The key meta-insight: distributed consistency is not one problem — it's a SPECTRUM of problems, each solvable with known techniques. The engineer's job is to identify where on the spectrum each piece of data lives, and apply the right tool. Most real systems don't live at a single point on the spectrum — they use different consistency levels for different data, chosen based on the correctness requirements and performance constraints of each piece.
When you hear "we use eventual consistency" in an interview or design review, the right follow-up is: "for which data, and what conflict resolution strategy?" The answer reveals whether the speaker truly understands the system they're building.
These are the questions that separate senior engineers from juniors in system design interviews. Each one maps directly to a concept from this lesson.
For replication fundamentals: DDIA Chapter 6: Database Replication
If this lesson sparked your interest, here are the primary sources. Each paper/book is foundational — they're the papers that everyone in distributed systems has read.
| Source | Topic | Why Read It |
|---|---|---|
| Burckhardt, MSR 2014 | This monograph | The formal foundations — everything in this lesson comes from here |
| Shapiro et al., INRIA 2011 | "A Comprehensive Study of CRDTs" | The definitive CRDT catalog with 12+ data types and proofs |
| Lamport, 1978 | "Time, Clocks, and Ordering" | Happens-before relation, logical clocks — the foundation of event graphs |
| Brewer, 2000 / Gilbert & Lynch, 2002 | CAP Theorem | Original conjecture (Brewer) and formal proof (Gilbert & Lynch) |
| Kleppmann, DDIA Ch 5-9 | Distributed data | Practical perspective on everything formalized here |
| System | CRDTs Used | Why |
|---|---|---|
| Redis (CRDB) | Counter, Set, Register, Sorted Set | Active-active geo-replication across datacenters |
| Riak | Counter, Set, Map, Register, Flag | Leaderless key-value store; CRDTs replace read-repair |
| Apple Notes | RGA (Replicated Growable Array) | Offline-first editing on iOS/macOS; sync on reconnect |
| Figma | Custom operation-based CRDTs | Real-time collaborative design; conflict-free shape edits |
| SoundCloud | Riak CRDTs for counters | Play counts and like counts across global CDN |
| Bet365 | Riak CRDTs for session data | Active-active across 3 datacenters; must never lose a bet |
| League of Legends | Riak CRDTs for player state | 75M+ players; game state must survive datacenter failures |
The CRDT field has exploded since Burckhardt's 2014 monograph. Key developments:
| Development | Year | Significance |
|---|---|---|
| Automerge (Kleppmann et al.) | 2019-2024 | General-purpose CRDT library for JSON documents. Powers local-first apps. |
| Yjs (Yata CRDT) | 2019 | High-performance CRDT for text editing. Used by many collaborative editors. |
| Pure operation-based CRDTs | 2017 | Eliminate need for reliable broadcast; operations carry full causal context. |
| Server-side CRDTs (Redis CRDB) | 2020 | CRDTs deployed in database engines, not just application code. |
| Local-first software (Ink & Switch) | 2019 | Movement toward offline-capable apps using CRDTs as the sync primitive. |
CRDTs are powerful, but they are not a universal solution. Understanding when they break down is as important as knowing how they work.

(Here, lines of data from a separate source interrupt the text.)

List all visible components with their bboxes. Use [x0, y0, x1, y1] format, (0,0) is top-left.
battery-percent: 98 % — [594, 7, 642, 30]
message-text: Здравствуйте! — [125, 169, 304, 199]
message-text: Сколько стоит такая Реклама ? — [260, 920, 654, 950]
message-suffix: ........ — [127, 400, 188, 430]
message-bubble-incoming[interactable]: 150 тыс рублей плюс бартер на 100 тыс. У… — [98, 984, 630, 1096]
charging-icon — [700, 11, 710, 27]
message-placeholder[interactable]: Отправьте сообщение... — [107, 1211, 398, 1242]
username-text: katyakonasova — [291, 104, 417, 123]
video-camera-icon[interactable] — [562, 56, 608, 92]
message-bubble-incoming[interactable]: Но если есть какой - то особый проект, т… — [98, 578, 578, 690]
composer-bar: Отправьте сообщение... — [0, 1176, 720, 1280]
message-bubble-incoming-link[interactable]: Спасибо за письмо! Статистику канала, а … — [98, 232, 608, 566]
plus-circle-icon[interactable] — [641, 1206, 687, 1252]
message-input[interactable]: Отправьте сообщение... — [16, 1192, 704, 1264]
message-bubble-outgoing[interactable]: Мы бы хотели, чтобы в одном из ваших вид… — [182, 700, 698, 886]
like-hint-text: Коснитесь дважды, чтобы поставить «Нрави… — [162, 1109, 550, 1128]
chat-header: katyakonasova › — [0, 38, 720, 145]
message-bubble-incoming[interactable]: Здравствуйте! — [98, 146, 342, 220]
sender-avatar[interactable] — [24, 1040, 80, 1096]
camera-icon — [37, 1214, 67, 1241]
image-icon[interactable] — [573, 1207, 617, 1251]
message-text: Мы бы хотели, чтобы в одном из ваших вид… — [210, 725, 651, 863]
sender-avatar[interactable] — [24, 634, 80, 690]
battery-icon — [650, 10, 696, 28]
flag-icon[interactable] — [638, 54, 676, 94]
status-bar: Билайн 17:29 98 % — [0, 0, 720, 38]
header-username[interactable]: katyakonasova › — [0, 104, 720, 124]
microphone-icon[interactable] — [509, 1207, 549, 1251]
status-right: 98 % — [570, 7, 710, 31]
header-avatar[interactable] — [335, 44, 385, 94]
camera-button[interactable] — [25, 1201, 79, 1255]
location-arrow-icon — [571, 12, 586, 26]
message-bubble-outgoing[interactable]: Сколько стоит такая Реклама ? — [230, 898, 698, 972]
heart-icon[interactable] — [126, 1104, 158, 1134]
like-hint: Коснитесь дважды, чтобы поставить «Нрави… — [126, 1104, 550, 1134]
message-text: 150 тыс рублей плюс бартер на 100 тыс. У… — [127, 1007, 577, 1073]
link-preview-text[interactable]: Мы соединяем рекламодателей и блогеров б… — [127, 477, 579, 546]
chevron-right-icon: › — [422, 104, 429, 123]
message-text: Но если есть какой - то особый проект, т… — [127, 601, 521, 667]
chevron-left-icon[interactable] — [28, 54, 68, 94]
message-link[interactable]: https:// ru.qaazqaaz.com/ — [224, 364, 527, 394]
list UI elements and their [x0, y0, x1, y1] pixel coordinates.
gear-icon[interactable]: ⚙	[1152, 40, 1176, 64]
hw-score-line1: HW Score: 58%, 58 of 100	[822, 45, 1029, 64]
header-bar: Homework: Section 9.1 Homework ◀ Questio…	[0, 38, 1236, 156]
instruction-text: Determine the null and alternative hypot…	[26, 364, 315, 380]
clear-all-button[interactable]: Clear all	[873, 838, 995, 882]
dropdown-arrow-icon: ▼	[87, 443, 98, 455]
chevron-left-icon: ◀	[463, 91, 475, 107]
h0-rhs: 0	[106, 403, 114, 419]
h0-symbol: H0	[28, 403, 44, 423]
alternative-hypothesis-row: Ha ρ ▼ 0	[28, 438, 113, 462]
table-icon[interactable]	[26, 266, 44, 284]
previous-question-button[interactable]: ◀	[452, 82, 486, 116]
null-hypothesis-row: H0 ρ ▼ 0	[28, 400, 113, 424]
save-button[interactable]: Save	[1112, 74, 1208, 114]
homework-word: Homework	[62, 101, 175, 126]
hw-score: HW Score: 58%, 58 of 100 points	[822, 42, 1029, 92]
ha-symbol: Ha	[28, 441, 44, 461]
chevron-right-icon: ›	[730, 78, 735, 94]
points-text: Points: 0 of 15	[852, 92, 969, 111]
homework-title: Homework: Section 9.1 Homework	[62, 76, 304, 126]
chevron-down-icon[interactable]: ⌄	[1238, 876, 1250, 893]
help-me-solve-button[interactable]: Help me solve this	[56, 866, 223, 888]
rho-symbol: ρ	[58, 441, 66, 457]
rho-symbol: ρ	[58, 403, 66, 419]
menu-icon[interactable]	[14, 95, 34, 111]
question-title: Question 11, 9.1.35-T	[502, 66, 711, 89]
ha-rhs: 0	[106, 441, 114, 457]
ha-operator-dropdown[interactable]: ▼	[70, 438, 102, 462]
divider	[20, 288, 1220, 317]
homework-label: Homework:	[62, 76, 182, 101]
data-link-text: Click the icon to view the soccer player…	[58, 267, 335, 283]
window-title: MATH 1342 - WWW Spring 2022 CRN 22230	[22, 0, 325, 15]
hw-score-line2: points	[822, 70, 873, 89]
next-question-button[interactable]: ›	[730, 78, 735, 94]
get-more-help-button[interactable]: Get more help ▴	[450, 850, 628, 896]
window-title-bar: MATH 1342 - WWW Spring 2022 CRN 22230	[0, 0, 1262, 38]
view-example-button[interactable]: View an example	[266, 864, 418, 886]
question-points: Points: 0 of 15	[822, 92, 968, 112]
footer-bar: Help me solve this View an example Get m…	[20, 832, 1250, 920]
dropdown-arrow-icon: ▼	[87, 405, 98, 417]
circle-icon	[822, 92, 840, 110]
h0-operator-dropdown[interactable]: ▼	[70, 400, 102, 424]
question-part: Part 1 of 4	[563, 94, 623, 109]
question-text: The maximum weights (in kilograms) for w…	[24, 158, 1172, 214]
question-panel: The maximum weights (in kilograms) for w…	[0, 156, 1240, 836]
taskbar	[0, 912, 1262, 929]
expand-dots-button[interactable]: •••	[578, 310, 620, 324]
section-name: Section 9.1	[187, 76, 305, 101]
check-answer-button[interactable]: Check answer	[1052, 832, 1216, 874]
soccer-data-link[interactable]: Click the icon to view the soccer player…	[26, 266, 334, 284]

| Limitation | Why It Happens | Alternative |
|---|---|---|
| Metadata growth | OR-Set tags, version vectors, tombstones accumulate over time | Periodic garbage collection (requires coordination — ironic) |
| No invariants | CRDTs guarantee convergence but NOT that invariants hold during convergence. A "stock count" PN-Counter can go negative. | Application-level validation after merge |
| Semantics mismatch | Some operations don't commute naturally. "Set balance to $100" from two replicas isn't meaningful as a CRDT. | Transform to commutative operations: "add $10" instead of "set $100" |
| Complex data | Lists, trees, and graphs have order-dependent operations that are hard to make conflict-free | Specialized CRDTs (RGA for lists, TreeDoc for trees) — complex and expensive |
| Privacy/access control | CRDTs assume all replicas are trusted. In peer-to-peer settings, untrusted nodes could inject bad operations. | Authenticated CRDTs (research frontier) |
The rule of thumb: CRDTs are for data where "all concurrent operations should be applied" is the right semantics. Counters (count everything), sets (add everything), text (keep all edits). They are NOT for data where operations must be mutually exclusive (seat booking, account overdraft protection).